A swift identification of DR-TB would have a significant impact in improving the timely initiation of appropriate and effective therapy – something that’s estimated to impact thousands of people within Papua New Guinea each year.

“Tuberculosis is a serious public health emergency in Papua New Guinea, with one of the highest rates of incidence of drug resistant tuberculosis globally,” said Professor Coin.

“It’s of great clinical and public health importance it can identified as soon as possible so that patients can receive the treatment they need – something that’s not presently possible. Current approaches are extremely time-consuming and cannot be carried out locally due to the extensive laboratory equipment required, taking far too long to diagnose.”

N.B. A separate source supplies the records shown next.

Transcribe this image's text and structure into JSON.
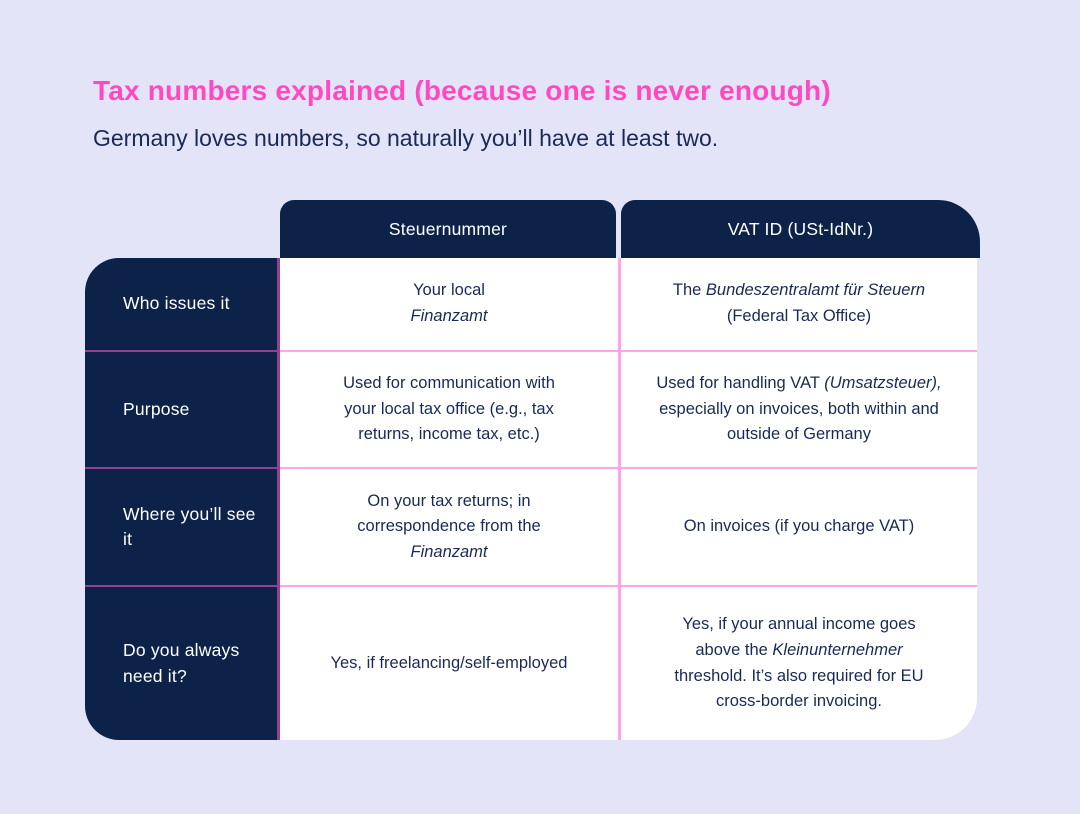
{
  "theme": {
    "bg": "#e4e4f9",
    "navy": "#0d2248",
    "pink": "#ff49c1",
    "grid_pink": "rgba(255,90,210,0.55)",
    "cell_text": "#182a55",
    "white": "#ffffff"
  },
  "header": {
    "title": "Tax numbers explained (because one is never enough)",
    "subtitle": "Germany loves numbers, so naturally you’ll have at least two."
  },
  "table": {
    "column_headers": [
      {
        "label": "Steuernummer"
      },
      {
        "label": "VAT ID (USt-IdNr.)"
      }
    ],
    "rows": [
      {
        "header": "Who issues it",
        "cells": [
          [
            {
              "text": "Your local"
            },
            {
              "break": true
            },
            {
              "text": "Finanzamt",
              "italic": true
            }
          ],
          [
            {
              "text": "The "
            },
            {
              "text": "Bundeszentralamt für Steuern",
              "italic": true
            },
            {
              "break": true
            },
            {
              "text": "(Federal Tax Office)"
            }
          ]
        ]
      },
      {
        "header": "Purpose",
        "cells": [
          [
            {
              "text": "Used for communication with"
            },
            {
              "break": true
            },
            {
              "text": "your local tax office (e.g., tax"
            },
            {
              "break": true
            },
            {
              "text": "returns, income tax, etc.)"
            }
          ],
          [
            {
              "text": "Used for handling VAT "
            },
            {
              "text": "(Umsatzsteuer),",
              "italic": true
            },
            {
              "break": true
            },
            {
              "text": "especially on invoices, both within and"
            },
            {
              "break": true
            },
            {
              "text": "outside of Germany"
            }
          ]
        ]
      },
      {
        "header": "Where you’ll see it",
        "cells": [
          [
            {
              "text": "On your tax returns; in"
            },
            {
              "break": true
            },
            {
              "text": "correspondence from the"
            },
            {
              "break": true
            },
            {
              "text": "Finanzamt",
              "italic": true
            }
          ],
          [
            {
              "text": "On invoices (if you charge VAT)"
            }
          ]
        ]
      },
      {
        "header": "Do you always need it?",
        "cells": [
          [
            {
              "text": "Yes, if freelancing/self-employed"
            }
          ],
          [
            {
              "text": "Yes, if your annual income goes"
            },
            {
              "break": true
            },
            {
              "text": "above the "
            },
            {
              "text": "Kleinunternehmer",
              "italic": true
            },
            {
              "break": true
            },
            {
              "text": "threshold. It’s also required for EU"
            },
            {
              "break": true
            },
            {
              "text": "cross-border invoicing."
            }
          ]
        ]
      }
    ]
  }
}
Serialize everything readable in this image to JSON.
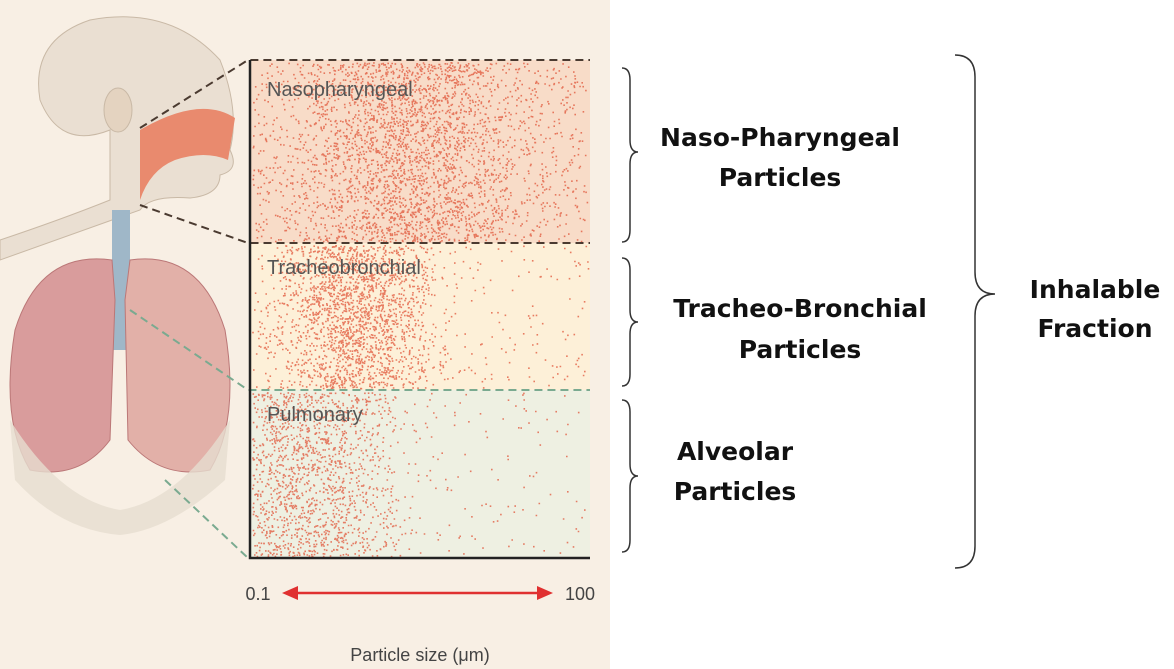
{
  "regions": [
    {
      "label": "Nasopharyngeal"
    },
    {
      "label": "Tracheobronchial"
    },
    {
      "label": "Pulmonary"
    }
  ],
  "axis": {
    "min_label": 0.1,
    "max_label": 100,
    "title": "Particle size (μm)"
  },
  "brace_labels": [
    {
      "lines": [
        "Naso-Pharyngeal",
        "Particles"
      ]
    },
    {
      "lines": [
        "Tracheo-Bronchial",
        "Particles"
      ]
    },
    {
      "lines": [
        "Alveolar",
        "Particles"
      ]
    }
  ],
  "total_label": {
    "lines": [
      "Inhalable",
      "Fraction"
    ]
  }
}
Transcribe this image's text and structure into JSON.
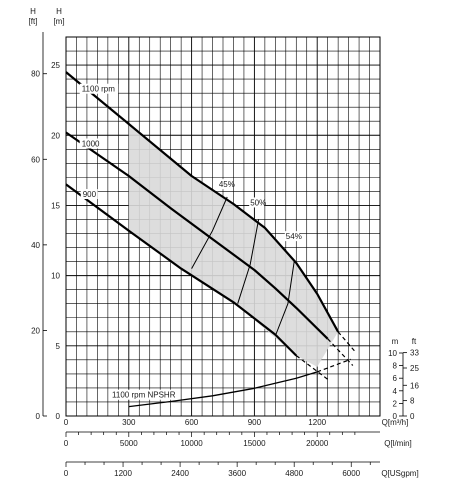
{
  "chart_data": {
    "type": "line",
    "axes": {
      "head_m": {
        "unit": "[m]",
        "label": "H",
        "ticks": [
          "0",
          "5",
          "10",
          "15",
          "20",
          "25"
        ],
        "range": [
          0,
          27
        ]
      },
      "head_ft": {
        "unit": "[ft]",
        "label": "H",
        "ticks": [
          "0",
          "20",
          "40",
          "60",
          "80"
        ]
      },
      "flow_m3h": {
        "label": "Q[m³/h]",
        "ticks": [
          "0",
          "300",
          "600",
          "900",
          "1200"
        ],
        "range": [
          0,
          1500
        ]
      },
      "flow_lmin": {
        "label": "Q[l/min]",
        "ticks": [
          "0",
          "5000",
          "10000",
          "15000",
          "20000"
        ]
      },
      "flow_usgpm": {
        "label": "Q[USgpm]",
        "ticks": [
          "0",
          "1200",
          "2400",
          "3600",
          "4800",
          "6000"
        ]
      },
      "npshr_m": {
        "unit": "m",
        "ticks": [
          "0",
          "2",
          "4",
          "6",
          "8",
          "10"
        ],
        "range": [
          0,
          10
        ]
      },
      "npshr_ft": {
        "unit": "ft",
        "ticks": [
          "0",
          "8",
          "16",
          "25",
          "33"
        ]
      }
    },
    "curve_labels": {
      "rpm1100": "1100 rpm",
      "rpm1000": "1000",
      "rpm900": "900",
      "npshr": "1100 rpm NPSHR"
    },
    "efficiency_labels": [
      "45%",
      "50%",
      "54%"
    ],
    "series": [
      {
        "key": "rpm1100",
        "x": [
          0,
          300,
          600,
          800,
          950,
          1100,
          1200,
          1300
        ],
        "y": [
          24.5,
          20.8,
          17.1,
          15.1,
          13.4,
          10.9,
          8.7,
          6.0
        ],
        "dashed_x": [
          1300,
          1380
        ],
        "dashed_y": [
          6.0,
          4.6
        ]
      },
      {
        "key": "rpm1000",
        "x": [
          0,
          300,
          500,
          700,
          900,
          1000,
          1100,
          1250
        ],
        "y": [
          20.2,
          17.1,
          14.8,
          12.6,
          10.4,
          9.1,
          7.7,
          5.5
        ],
        "dashed_x": [
          1250,
          1370
        ],
        "dashed_y": [
          5.5,
          3.6
        ]
      },
      {
        "key": "rpm900",
        "x": [
          0,
          300,
          550,
          800,
          1000,
          1100
        ],
        "y": [
          16.5,
          13.2,
          10.5,
          8.1,
          5.8,
          4.3
        ],
        "dashed_x": [
          1100,
          1260
        ],
        "dashed_y": [
          4.3,
          2.5
        ]
      },
      {
        "key": "npshr",
        "axis": "npshr_m",
        "x": [
          300,
          500,
          700,
          900,
          1100,
          1200
        ],
        "y": [
          1.5,
          2.3,
          3.2,
          4.4,
          6.0,
          7.0
        ],
        "dashed_x": [
          1200,
          1360
        ],
        "dashed_y": [
          7.0,
          9.0
        ]
      }
    ],
    "efficiency_isolines": [
      {
        "label": "45%",
        "x": [
          600,
          700,
          770
        ],
        "y": [
          10.5,
          13.2,
          15.6
        ]
      },
      {
        "label": "50%",
        "x": [
          820,
          880,
          920
        ],
        "y": [
          8.0,
          10.8,
          14.0
        ]
      },
      {
        "label": "54%",
        "x": [
          1000,
          1060,
          1090
        ],
        "y": [
          5.7,
          8.0,
          11.0
        ]
      }
    ],
    "operating_region": {
      "upper_x": [
        300,
        600,
        800,
        950,
        1100,
        1200,
        1300
      ],
      "upper_y": [
        20.8,
        17.1,
        15.1,
        13.4,
        10.9,
        8.7,
        6.0
      ],
      "lower_x": [
        1200,
        1100,
        800,
        550,
        300
      ],
      "lower_y": [
        3.5,
        4.3,
        8.1,
        10.5,
        13.2
      ]
    },
    "colors": {
      "grid": "#000000",
      "region": "#d9d9d9",
      "curve": "#000000"
    }
  }
}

This project extends collaborations between the Central Public Health Laboratory in Port Moresby, the Doherty Institute at the University of Melbourne, the Institute for Molecular Bioscience at the University of Queensland and the Queensland Mycobacterium reference laboratory.  

Demonstrating the feasibility of using direct-from-sample whole-genome sequencing to identify DR-TB within six hours of collecting the sample from the patient, the project aims to provide a basis for more rational treatment of tuberculosis in the country and, eventually, a pathway for rolling out this approach in other Pacific Island nations.

This grant is part of the MRFF Global Health Initiative - 2019 Tackling Antimicrobial Resistance and Drug Resistant Tuberculosis in Pacific Island Countries.

“DR-TB is more transmissible than drug-susceptible tuberculosis in the region and one of the contributing factors is the unnecessarily long infection time due to the delay in identifying and treating the infection.

“This project has real potential to improve health outcomes in PNG and across the Pacific,” Professor Coin said.